I did a bit more digging and it seems that the call to keys() comes from __len__()
, which in turn comes from this line in ripe.atlas.sagan.traceroute:
rtts = sorted([p.rtt for p in self.packets if p and p.rtt])
where "p" is a Packet (ParsingDict). So evaluating a parsing dict as a boolean ultimately calls keys() to see whether it's "empty" or not. This is standard Python truth-testing behaviour:
" * instances of user-defined classes, if the class defines a __nonzero__()
or __len__()
method, when that method returns the integer zero or bool value False.2.5 "
I can fix this by not testing for the truthiness of Packets, since keys() can never return an empty list anyway: the fields are there by default, they're just None. We can also hardcode __nonzero__()

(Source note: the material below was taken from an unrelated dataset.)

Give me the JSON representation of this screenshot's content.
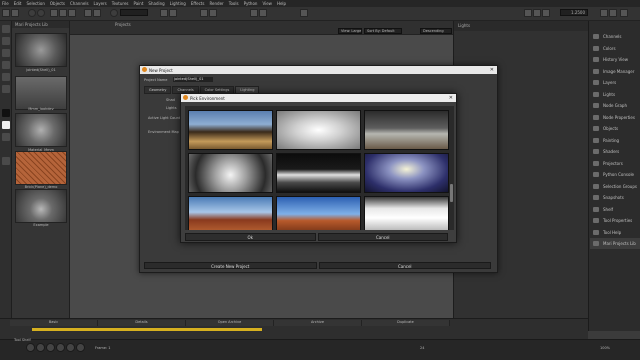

so that a ParsingDict is always True (or raises an exception because it's meaningless), just in case somebody stumbles upon this in the future.
All that being said, I still don't like that every call to keys() involves getattr()ing every single attribute and calling callable() on it, when we know before the object is even initialized what its methods are going to be. What if I implement similar functionality using a class decorator? Something like this:
def add_method_names(cls):
cls.method_names = set()
for key in dir(cls):
if getattr(cls, key) is a method:
cls.method_names.add(key)
@add_method_names
class ParsingDict(object):
def keys(self):
return [all the keys if they're not in self.method_names]
Currently ParsingDict.keys() checks every single attribute in dir(obj) to see if it should return it. This includes actually getattr()ing every attribute and checking whether it is callable(). Since Sagan objects do not have functions as attributes except when they are defined on the class, we can do this check once at class instantiation time. We still have to filter out underscore-private attributes in keys(), but that's nowhere near as expensive.
My use case for this change is the timetravel API as called by the map on the RIPE Atlas measurement detail page, where for a builtin traceroute measurement (with three layers of nested ParsingDicts: Traceroute -> Hop -> Packet) it can cut API response time by up to a factor of 3.